Pierre Soulages a inventé ses outils de peintre. Vous aussi. A-t-il ouvert la voie ?
Il m’a enseigné cela. Il a eu l’audace de quitter les pinceaux traditionnels du peintre et de réinventer l’acte de peindre avec de nouveaux outils. Il s’est intéressé aux outils d’autres technologies, des outils qui ont une mémoire comme les lames de fer dentelées pour griffer, sillonner la matière noire sur la toile. Il ne faut pas oublier la viscosité de la peinture acrylique… La lame en fer peut lisser mais aussi pénétrer la matière, produire des scarifications sur certains fragments de la peau de la peinture. Avant même de vouloir quitter la peinture de chevalet, je me suis tournée vers Jackson Pollock, Yves Klein ou Kazuo Shiraga et, évidemment, Pierre Soulages, qui peignaient autrement. Ce sont nos maîtres. Et ensuite, je suis partie dix ans en Chine étudier une peinture radicalement différente de la nôtre. En revenant d’Asie, je me suis dit que Soulages avait raison. Je devais non seulement abandonner la peinture classique sur chevalet, mais aussi tenir mon pinceau à la verticale selon la tradition asiatique. C’est alors que j’ai commencé à transformer mes outils : un de mes premiers gestes a consisté à couper le manche du pinceau puis à y greffer un guidon de vélo. Et je me suis rendu compte à quel point, dès que l’on touche un tout petit peu à son outil, l’acte de peindre évolue.

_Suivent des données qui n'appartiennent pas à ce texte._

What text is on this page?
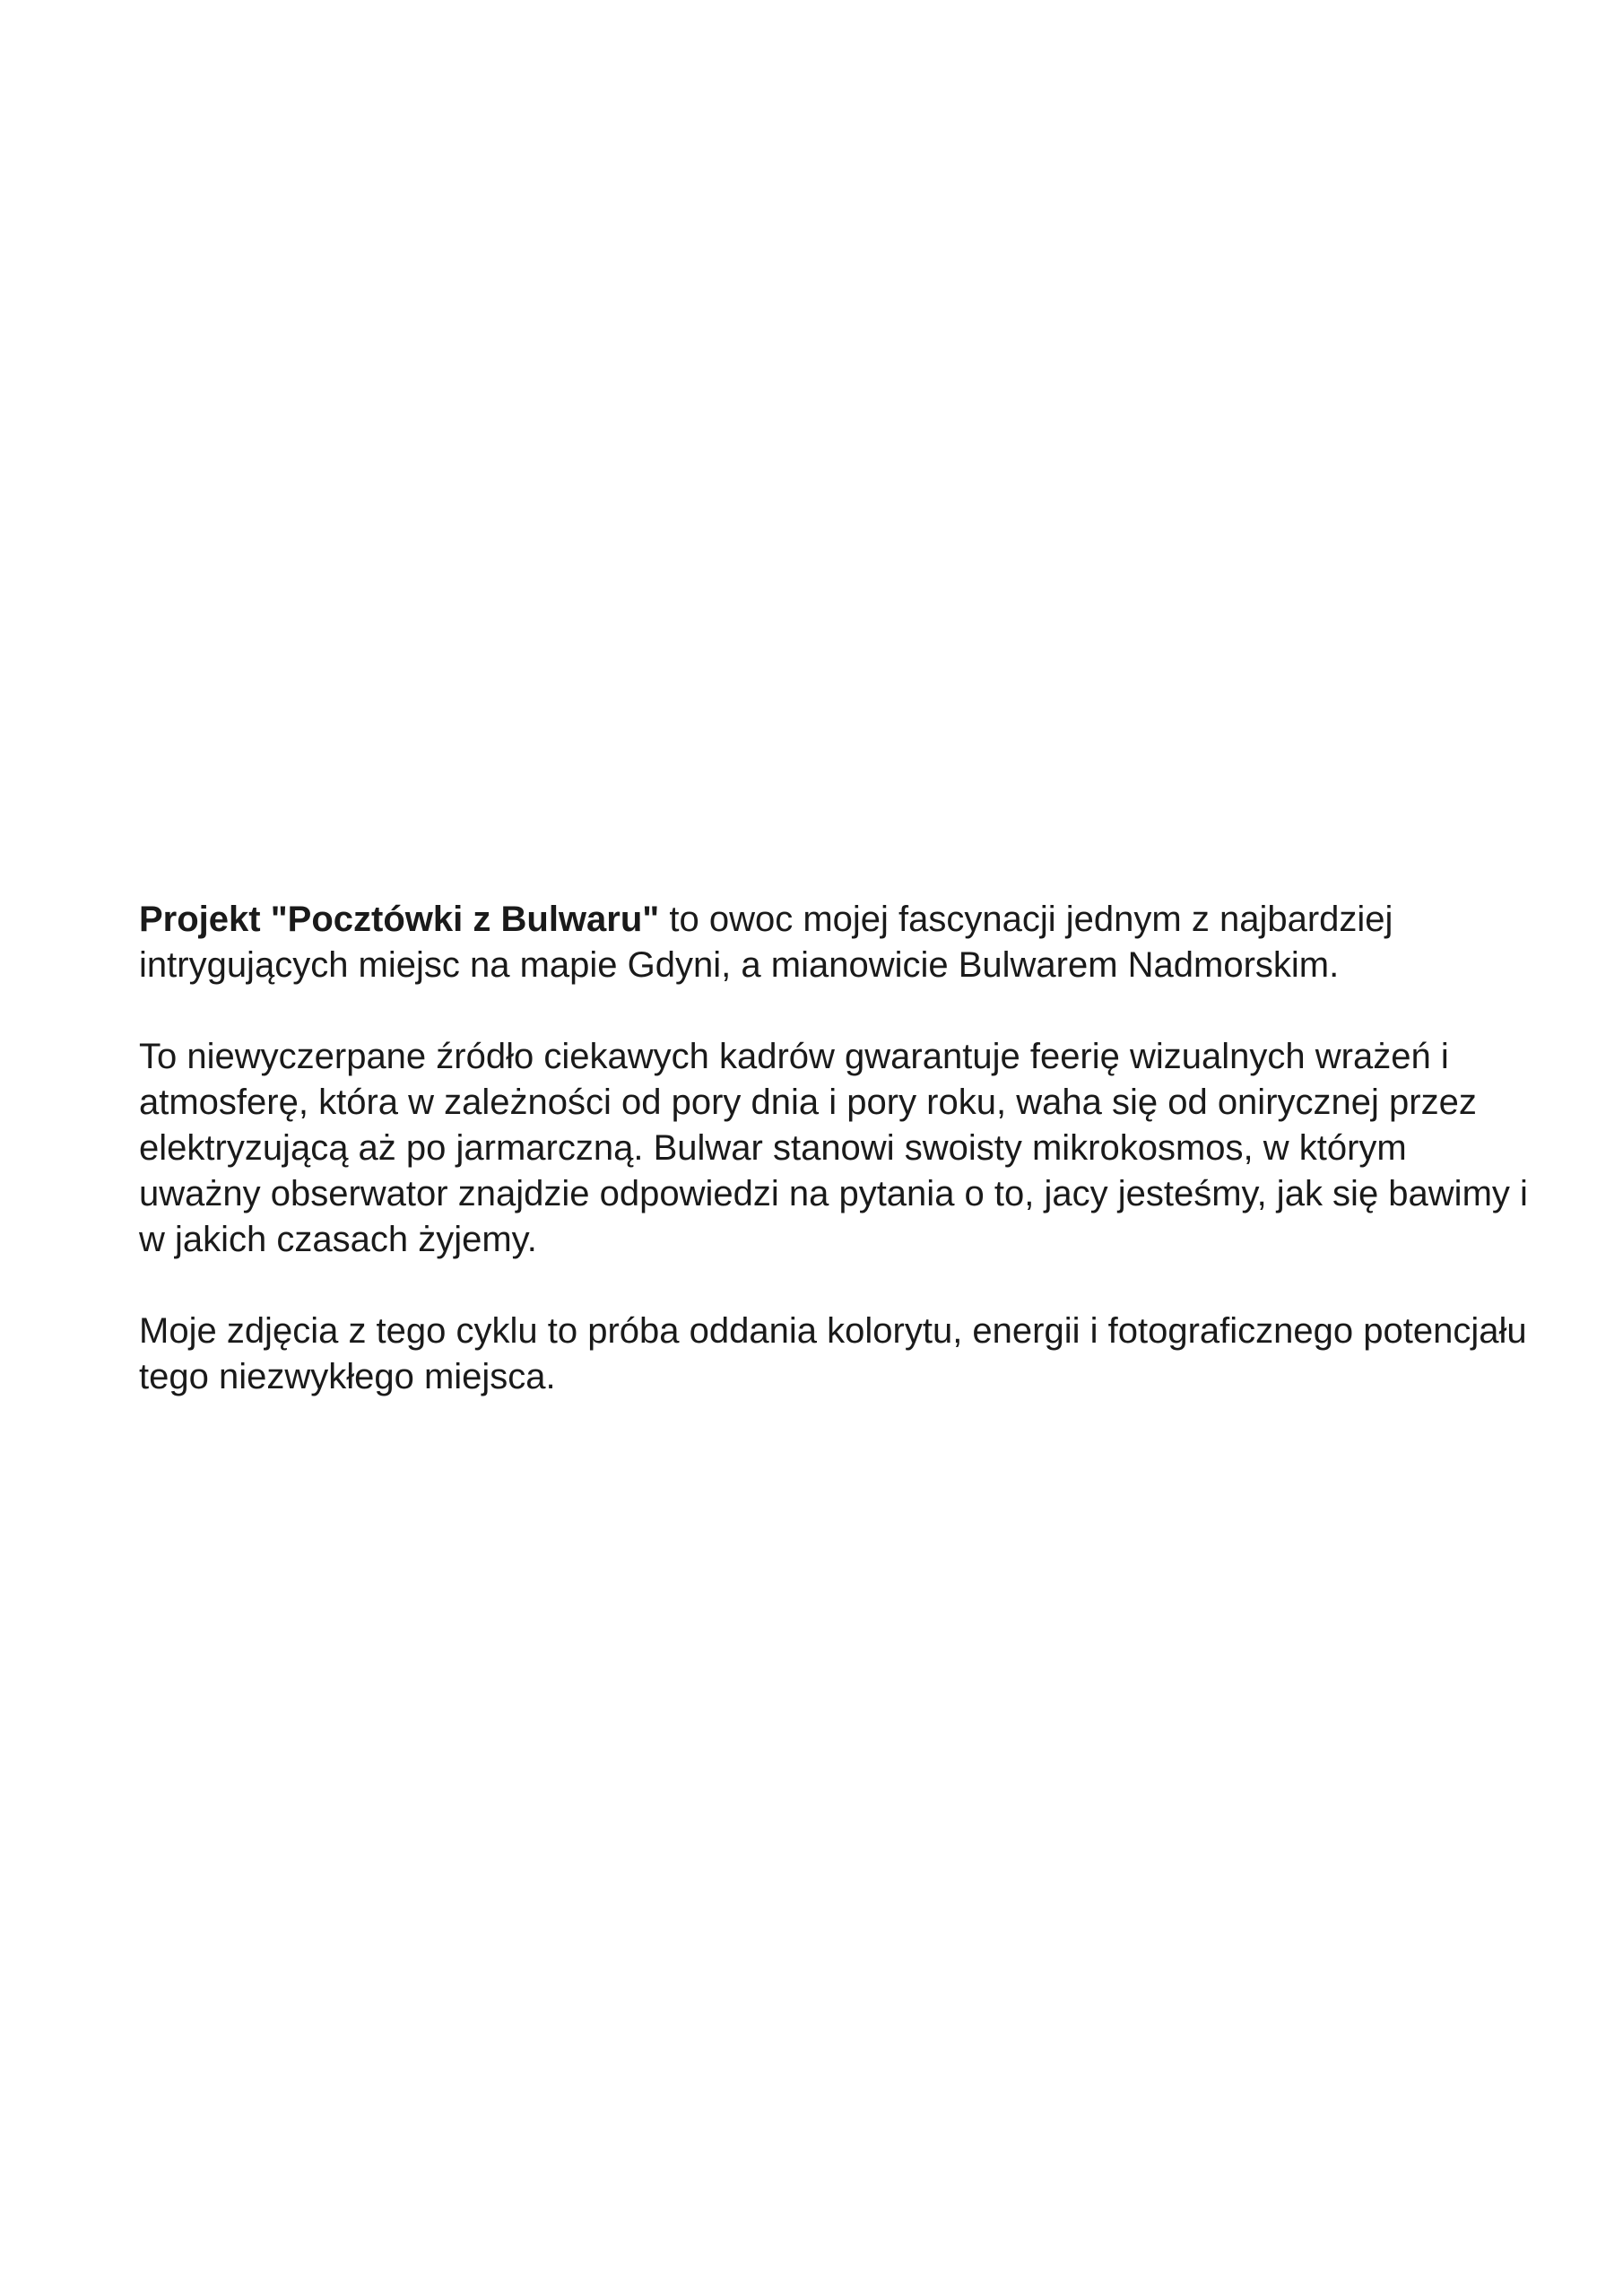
Projekt "Pocztówki z Bulwaru" to owoc mojej fascynacji jednym z najbardziej intrygujących miejsc na mapie Gdyni, a mianowicie Bulwarem Nadmorskim.

To niewyczerpane źródło ciekawych kadrów gwarantuje feerię wizualnych wrażeń i atmosferę, która w zależności od pory dnia i pory roku, waha się od onirycznej przez elektryzującą aż po jarmarczną. Bulwar stanowi swoisty mikrokosmos, w którym uważny obserwator znajdzie odpowiedzi na pytania o to, jacy jesteśmy, jak się bawimy i w jakich czasach żyjemy.

Moje zdjęcia z tego cyklu to próba oddania kolorytu, energii i fotograficznego potencjału tego niezwykłego miejsca.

Quel rôle son œuvre peint a-t-il eu à vos débuts ?
C’est la période des œuvres au brou de noix qui a retenu mon attention, et en particulier le fait qu’il ait choisi le signe pour s’exprimer. J’ai aimé son expérimentation d’une expression linéaire des choses. Et puis il a choisi une écriture plus conceptuelle que je comprends beaucoup mieux maintenant qu’à l’époque. J’ai aussi été marquée par ses grands formats monochromes. En dressant entre ciel et terre des murs de matière noire, il crée des tables de lumière, des stèles arc-en-ciel.

Arc-en-ciel ?
Les couleurs sourdent du noir… Nous ne savons peut-être pas les lire, mais elles sont là, absorbées, contenues. Ses tableaux sont des réceptacles de lumière. Pierre Soulages est pour moi un homme de la terre. C’est un peintre sculpteur qui herse la matière noire de ses champs de toile. Comme s’il peignait en labourant, en griffant la matière. Cette inspiration vient-elle de sa terre aveyronnaise ? Je l’ignore, mais il n’y a rien de plus beau qu’un champ fraîchement labouré. Le miracle se produit quand les arêtes des sillons de matière commencent à sécher, à réfléchir et à faire chanter la lumière. C’est alors que s’opère la découverte merveilleuse des réfractions de lumière selon l’endroit où l’on se trouve devant le tableau.

Dans le noir que vous utilisez beaucoup, cherchez-vous aussi la lumière ?
Bien sûr. Et je deviens cinglée ! Selon la ­viscosité du pigment, selon sa transparence, la peinture accroche la lumière différemment. Il faut une vie pour maîtriser, moduler ces ingrédients. Mais, pour tout vous dire, ce qui me fascine aussi dans certains tableaux de Pierre Soulages, c’est ce qu’il n’a pas peint. Ce sont ces tableaux où il laisse des blancs aux frontières de ses gestes linéaires. Alors chantent des percées, des trouées de jour, des vides-pleins. J’éprouve un grand plaisir à rentrer dans ces abîmes, à découvrir ces ruptures d’équilibre comme des fractales, des horizons lointains de paysages, des plissements géologiques, des relevés topographiques de tectonique. Je vois tout cela dans ces monolithes de Pierre Soulages. L’ADN de notre terre resurgit là.

Seriez-vous des alchimistes ?
Je ne sais pas si Pierre Soulages le vit comme ça, mais pour moi il y a un côté expérience alchimique quand on se trouve dans le chaos de la matière. René Char disait : « La couleur noire renferme l’impossible vivant. » Quand je fabrique mon mélange, quand je le touille, je découvre dans le mouvement des fluides, dans ce vortex des matières, une force à l’œuvre, les formes de mon tableau à venir. Nous sommes des artisans. Je suis très proche d’un chef cuisinier ! Cela se joue à un gramme de sel.